Una bella muchacha se aproximó a mí y, sin preguntar, se sentó a mi costado. “Fish in the sea, you know how i feel”, empezó a cantar. La miré extrañado y a la vez impresionado, Feeling good era una de mis canciones preferidas y su voz encajaba perfectamente a como me sentía. No pensé y, por ello, no dudé en preguntarle si me acompañaría a caminar al lado del mar, ella aceptó con una brillante sonrisa que llenó de estupor mis pensamientos.

Mientas caminábamos, volvió a cantar “It’s a new dawn, It’s a new day, It’s a new life. For me…” Pausó, me miró, comenzó un llanto ligero e hizo un grito melodioso: “And i’m feeling good“. Mi piel estaba helada y mis piernas temblorosas, esta chica era la fusión de mi confusión y el mar… personificados. La abracé y le recité unos versos de la canción que tan afanada la tenía: “Stars when you shine, you know how i feel“. Tras ello, se alejó de mi suavemente y me dijo: Toma la foto que deseas, no importa. Recordé entonces la vieja cámara y recordé que la tenía, leyó mi mente y mis deseos pero no me asusté; tomé el artefacto y lo preparé, apunté y el flash envolvió la zona.

Cayeron las estrellas como entidades diminutas y las olas nos envolvieron. Estábamos en un paraíso, ese era el lugar al que yo pertenecía y la vieja cámara me había llevado. La chica me miró con amor y me incitó a acercarme. A paso lento y contemplando mi entorno, obedecí estupefacto. Los delfines tenían alas y de repente… el flash se disparó sin previo aviso. La dama se evaporó, el mar cayó sobre mí y mi entorno era mi habitación. Toda el agua, repentinamente, se volvió fuego.

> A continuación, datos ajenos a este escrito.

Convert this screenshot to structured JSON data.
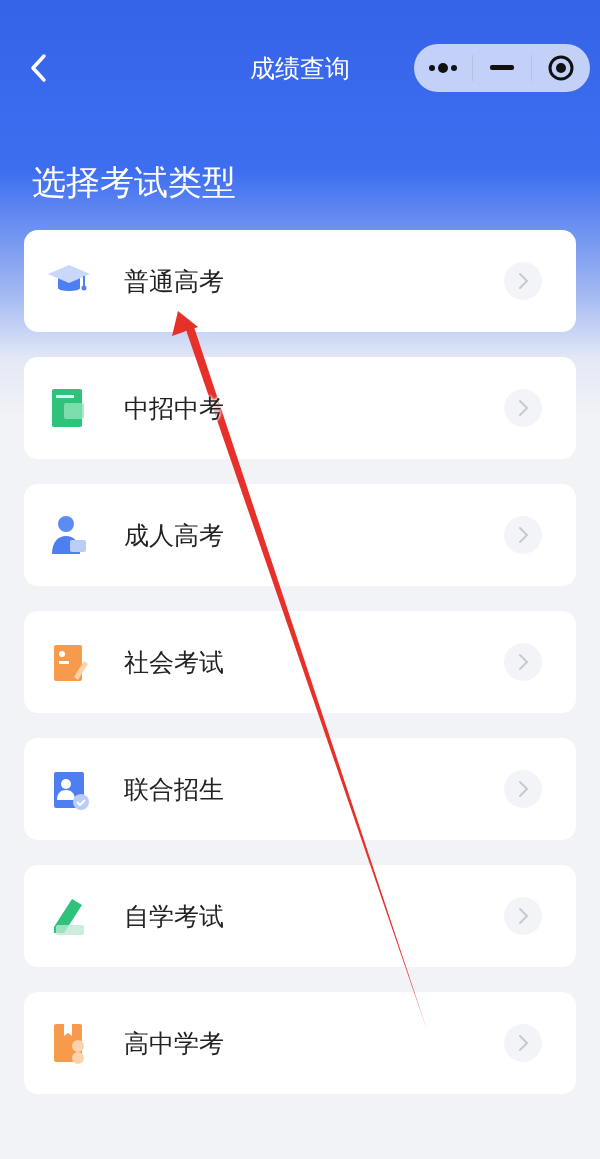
{
  "nav": {
    "title": "成绩查询"
  },
  "heading": "选择考试类型",
  "items": [
    {
      "label": "普通高考",
      "kind": "cap"
    },
    {
      "label": "中招中考",
      "kind": "greendoc"
    },
    {
      "label": "成人高考",
      "kind": "person"
    },
    {
      "label": "社会考试",
      "kind": "orangedoc"
    },
    {
      "label": "联合招生",
      "kind": "badge"
    },
    {
      "label": "自学考试",
      "kind": "pencil"
    },
    {
      "label": "高中学考",
      "kind": "book"
    }
  ]
}
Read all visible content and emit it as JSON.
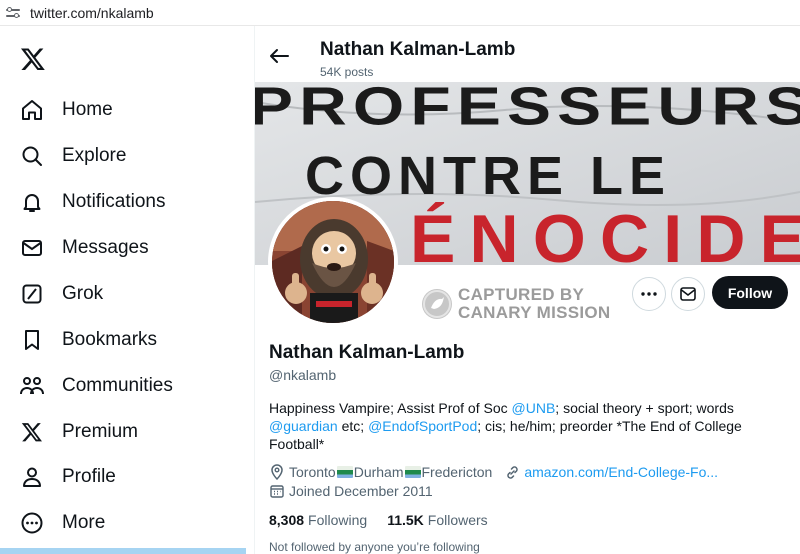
{
  "browser": {
    "url": "twitter.com/nkalamb"
  },
  "nav": {
    "items": [
      {
        "label": "Home",
        "icon": "home-icon"
      },
      {
        "label": "Explore",
        "icon": "search-icon"
      },
      {
        "label": "Notifications",
        "icon": "bell-icon"
      },
      {
        "label": "Messages",
        "icon": "envelope-icon"
      },
      {
        "label": "Grok",
        "icon": "grok-icon"
      },
      {
        "label": "Bookmarks",
        "icon": "bookmark-icon"
      },
      {
        "label": "Communities",
        "icon": "people-icon"
      },
      {
        "label": "Premium",
        "icon": "x-logo-icon"
      },
      {
        "label": "Profile",
        "icon": "person-icon"
      },
      {
        "label": "More",
        "icon": "more-circle-icon"
      }
    ]
  },
  "header": {
    "name": "Nathan Kalman-Lamb",
    "posts": "54K posts"
  },
  "banner": {
    "line1": "PROFESSEURS",
    "line2": "CONTRE LE",
    "line3": "ÉNOCIDE"
  },
  "watermark": {
    "line1": "CAPTURED BY",
    "line2": "CANARY MISSION"
  },
  "actions": {
    "follow": "Follow"
  },
  "profile": {
    "name": "Nathan Kalman-Lamb",
    "handle": "@nkalamb",
    "bio": {
      "t1": "Happiness Vampire; Assist Prof of Soc ",
      "l1": "@UNB",
      "t2": "; social theory + sport; words ",
      "l2": "@guardian",
      "t3": " etc; ",
      "l3": "@EndofSportPod",
      "t4": "; cis; he/him; preorder *The End of College Football*"
    },
    "location": {
      "a": "Toronto ",
      "b": "Durham",
      "c": "Fredericton"
    },
    "website": "amazon.com/End-College-Fo...",
    "joined": "Joined December 2011",
    "following_count": "8,308",
    "following_label": "Following",
    "followers_count": "11.5K",
    "followers_label": "Followers",
    "not_followed": "Not followed by anyone you’re following"
  },
  "colors": {
    "accent": "#1d9bf0",
    "text": "#0f1419",
    "muted": "#536471",
    "banner_red": "#c8242c"
  }
}
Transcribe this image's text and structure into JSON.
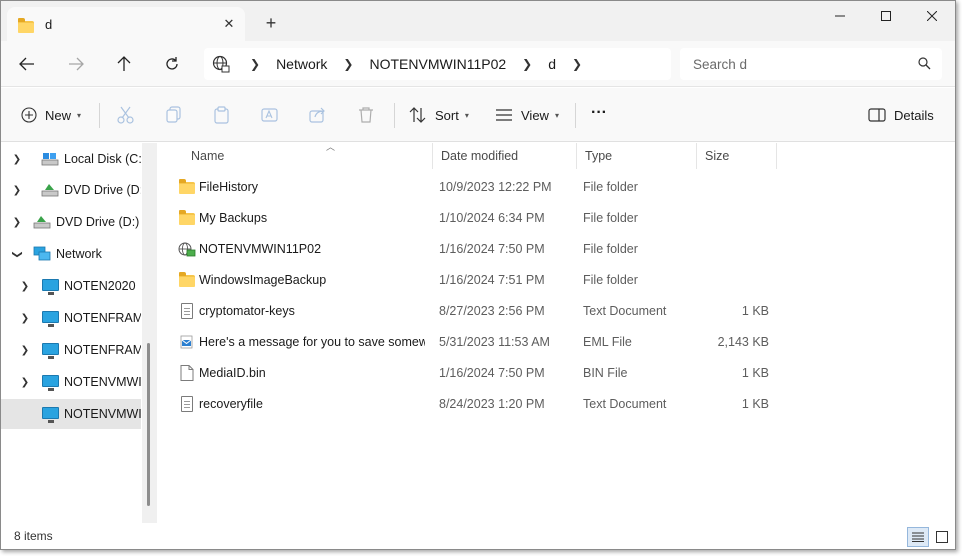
{
  "window": {
    "tab_title": "d",
    "new_tab_symbol": "+",
    "close_symbol": "✕"
  },
  "address": {
    "crumbs": [
      "Network",
      "NOTENVMWIN11P02",
      "d"
    ],
    "search_placeholder": "Search d"
  },
  "commands": {
    "new_label": "New",
    "sort_label": "Sort",
    "view_label": "View",
    "more_label": "···",
    "details_label": "Details"
  },
  "nav": {
    "items": [
      {
        "label": "Local Disk (C:)",
        "icon": "drive-icon"
      },
      {
        "label": "DVD Drive (D:)",
        "icon": "dvd-icon"
      },
      {
        "label": "DVD Drive (D:) C",
        "icon": "dvd-icon"
      },
      {
        "label": "Network",
        "icon": "network-icon"
      },
      {
        "label": "NOTEN2020",
        "icon": "computer-icon"
      },
      {
        "label": "NOTENFRAME",
        "icon": "computer-icon"
      },
      {
        "label": "NOTENFRAME",
        "icon": "computer-icon"
      },
      {
        "label": "NOTENVMWIN",
        "icon": "computer-icon"
      },
      {
        "label": "NOTENVMWIN",
        "icon": "computer-icon"
      }
    ]
  },
  "columns": {
    "name": "Name",
    "date": "Date modified",
    "type": "Type",
    "size": "Size"
  },
  "files": [
    {
      "name": "FileHistory",
      "date": "10/9/2023 12:22 PM",
      "type": "File folder",
      "size": "",
      "icon": "folder-icon"
    },
    {
      "name": "My Backups",
      "date": "1/10/2024 6:34 PM",
      "type": "File folder",
      "size": "",
      "icon": "folder-icon"
    },
    {
      "name": "NOTENVMWIN11P02",
      "date": "1/16/2024 7:50 PM",
      "type": "File folder",
      "size": "",
      "icon": "network-folder-icon"
    },
    {
      "name": "WindowsImageBackup",
      "date": "1/16/2024 7:51 PM",
      "type": "File folder",
      "size": "",
      "icon": "folder-icon"
    },
    {
      "name": "cryptomator-keys",
      "date": "8/27/2023 2:56 PM",
      "type": "Text Document",
      "size": "1 KB",
      "icon": "text-document-icon"
    },
    {
      "name": "Here's a message for you to save somew...",
      "date": "5/31/2023 11:53 AM",
      "type": "EML File",
      "size": "2,143 KB",
      "icon": "email-icon"
    },
    {
      "name": "MediaID.bin",
      "date": "1/16/2024 7:50 PM",
      "type": "BIN File",
      "size": "1 KB",
      "icon": "file-icon"
    },
    {
      "name": "recoveryfile",
      "date": "8/24/2023 1:20 PM",
      "type": "Text Document",
      "size": "1 KB",
      "icon": "text-document-icon"
    }
  ],
  "status": {
    "item_count": "8 items"
  }
}
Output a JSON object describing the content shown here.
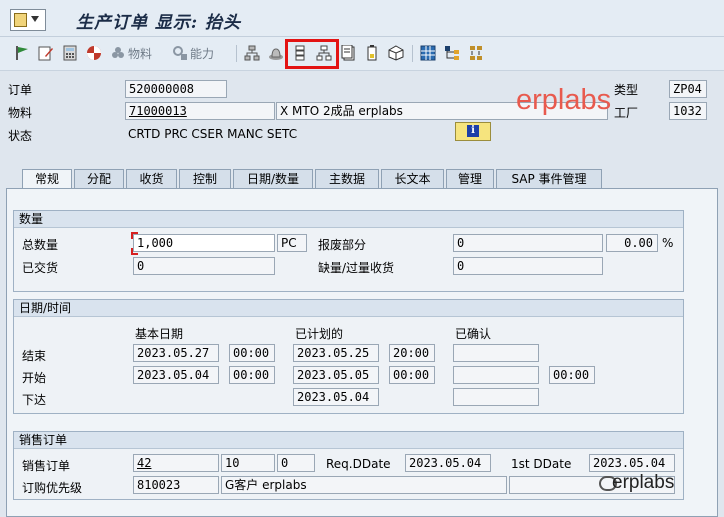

Comprendí inmediatamente que estaba en medio del incendio del que supuestamente era víctima toda mi familia menos yo, me imaginaba fuera cuando yo era la única víctima. Esta cámara no la robé, el techó cedió y me cayó encima. Escucho gritos fuera pero nadie puede venir por mí. ¿Las posibilidades de morir me habían hecho alucinar? No importa morir, he visto mis sueños y he sentido lo que deseaba. Reviso las fotos de la cámara en el negativo del rollo y encuentro aquella de la preciosa dama entre ellas, todo parece irreal pero no importa… cause “I’m feeling good“.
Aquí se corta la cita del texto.